Error as Signal: Stiffness-Aware Diffusion Sampling via Embedded Runge-Kutta Guidance
This addresses a specific bottleneck in diffusion model sampling for image generation, offering an incremental improvement over existing guidance mechanisms like Classifier-Free Guidance and Autoguidance.
The paper tackles the problem of solver-induced errors degrading sample quality in diffusion models during stiff regions where ODE trajectories change sharply, proposing Embedded Runge-Kutta Guidance (ERK-Guid) that uses these errors as guidance signals to reduce local truncation error and stabilize sampling, with experiments on ImageNet showing it consistently outperforms state-of-the-art methods.

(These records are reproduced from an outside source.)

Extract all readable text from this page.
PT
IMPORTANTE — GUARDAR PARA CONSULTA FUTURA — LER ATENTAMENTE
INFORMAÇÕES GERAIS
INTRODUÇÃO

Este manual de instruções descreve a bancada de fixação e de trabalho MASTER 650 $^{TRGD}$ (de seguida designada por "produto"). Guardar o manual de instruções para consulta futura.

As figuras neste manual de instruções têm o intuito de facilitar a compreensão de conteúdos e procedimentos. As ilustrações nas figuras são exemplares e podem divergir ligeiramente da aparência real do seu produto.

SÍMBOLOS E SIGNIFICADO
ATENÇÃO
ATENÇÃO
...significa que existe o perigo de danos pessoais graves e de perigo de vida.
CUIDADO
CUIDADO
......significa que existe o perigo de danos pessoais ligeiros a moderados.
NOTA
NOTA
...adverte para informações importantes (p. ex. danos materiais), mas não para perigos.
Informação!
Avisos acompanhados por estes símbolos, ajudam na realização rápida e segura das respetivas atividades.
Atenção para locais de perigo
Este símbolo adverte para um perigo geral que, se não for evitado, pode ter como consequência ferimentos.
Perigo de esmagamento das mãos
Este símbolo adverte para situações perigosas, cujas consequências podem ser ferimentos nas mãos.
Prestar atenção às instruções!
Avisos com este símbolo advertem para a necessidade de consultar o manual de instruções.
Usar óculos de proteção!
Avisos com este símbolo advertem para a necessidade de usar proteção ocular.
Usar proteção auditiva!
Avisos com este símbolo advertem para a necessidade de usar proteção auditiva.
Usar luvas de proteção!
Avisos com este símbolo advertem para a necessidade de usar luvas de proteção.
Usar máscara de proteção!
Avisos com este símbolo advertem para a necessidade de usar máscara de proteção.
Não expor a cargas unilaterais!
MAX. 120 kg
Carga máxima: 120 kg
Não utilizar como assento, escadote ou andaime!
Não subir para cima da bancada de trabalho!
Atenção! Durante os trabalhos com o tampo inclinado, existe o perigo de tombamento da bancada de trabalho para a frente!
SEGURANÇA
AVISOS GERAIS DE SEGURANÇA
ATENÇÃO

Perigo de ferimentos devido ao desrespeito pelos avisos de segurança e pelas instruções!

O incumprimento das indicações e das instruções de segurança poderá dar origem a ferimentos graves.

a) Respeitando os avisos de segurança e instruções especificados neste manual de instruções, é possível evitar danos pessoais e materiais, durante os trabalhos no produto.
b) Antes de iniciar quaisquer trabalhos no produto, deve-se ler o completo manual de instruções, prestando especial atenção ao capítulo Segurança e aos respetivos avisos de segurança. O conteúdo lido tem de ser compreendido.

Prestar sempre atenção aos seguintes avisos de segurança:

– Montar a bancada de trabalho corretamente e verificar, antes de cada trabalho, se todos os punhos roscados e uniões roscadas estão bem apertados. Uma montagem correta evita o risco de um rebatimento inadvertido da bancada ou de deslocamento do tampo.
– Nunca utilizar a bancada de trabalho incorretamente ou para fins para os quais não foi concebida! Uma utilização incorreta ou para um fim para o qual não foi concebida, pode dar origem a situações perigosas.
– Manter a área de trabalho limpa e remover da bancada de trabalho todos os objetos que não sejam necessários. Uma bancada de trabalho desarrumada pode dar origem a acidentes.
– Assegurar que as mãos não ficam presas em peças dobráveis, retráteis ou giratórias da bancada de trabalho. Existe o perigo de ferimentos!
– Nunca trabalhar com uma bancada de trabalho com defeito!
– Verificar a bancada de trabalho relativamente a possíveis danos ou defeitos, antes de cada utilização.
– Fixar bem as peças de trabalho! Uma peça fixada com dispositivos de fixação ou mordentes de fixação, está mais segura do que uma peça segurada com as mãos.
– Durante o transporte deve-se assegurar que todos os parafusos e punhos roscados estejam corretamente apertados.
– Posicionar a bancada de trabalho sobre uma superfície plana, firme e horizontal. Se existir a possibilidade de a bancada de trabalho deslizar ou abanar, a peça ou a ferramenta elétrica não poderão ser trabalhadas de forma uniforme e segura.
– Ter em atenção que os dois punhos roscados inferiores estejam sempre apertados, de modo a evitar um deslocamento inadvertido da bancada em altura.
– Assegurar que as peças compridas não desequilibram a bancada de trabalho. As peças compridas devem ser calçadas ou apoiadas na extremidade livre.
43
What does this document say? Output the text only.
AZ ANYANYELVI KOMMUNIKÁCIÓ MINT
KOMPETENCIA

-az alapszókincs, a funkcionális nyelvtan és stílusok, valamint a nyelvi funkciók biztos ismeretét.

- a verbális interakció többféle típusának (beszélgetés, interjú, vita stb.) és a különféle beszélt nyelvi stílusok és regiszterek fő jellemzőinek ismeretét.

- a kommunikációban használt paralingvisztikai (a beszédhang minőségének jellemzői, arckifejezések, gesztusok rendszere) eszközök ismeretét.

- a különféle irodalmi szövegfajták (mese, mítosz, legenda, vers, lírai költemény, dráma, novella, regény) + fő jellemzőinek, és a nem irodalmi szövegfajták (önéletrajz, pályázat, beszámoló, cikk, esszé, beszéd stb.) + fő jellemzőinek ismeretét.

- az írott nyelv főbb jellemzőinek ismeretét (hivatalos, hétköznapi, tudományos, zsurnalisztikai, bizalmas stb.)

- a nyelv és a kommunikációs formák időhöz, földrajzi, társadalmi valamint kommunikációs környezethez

Classifier-Free Guidance (CFG) has established the foundation for guidance mechanisms in diffusion models, showing that well-designed guidance proxies significantly improve conditional generation and sample quality. Autoguidance (AG) has extended this idea, but it relies on an auxiliary network and leaves solver-induced errors unaddressed. In stiff regions, the ODE trajectory changes sharply, where local truncation error (LTE) becomes a critical factor that deteriorates sample quality. Our key observation is that these errors align with the dominant eigenvector, motivating us to leverage the solver-induced error as a guidance signal. We propose Embedded Runge-Kutta Guidance (ERK-Guid), which exploits detected stiffness to reduce LTE and stabilize sampling. We theoretically and empirically analyze stiffness and eigenvector estimators with solver errors to motivate the design of ERK-Guid. Our experiments on both synthetic datasets and the popular benchmark dataset, ImageNet, demonstrate that ERK-Guid consistently outperforms state-of-the-art methods. Code is available at https://github.com/mlvlab/ERK-Guid.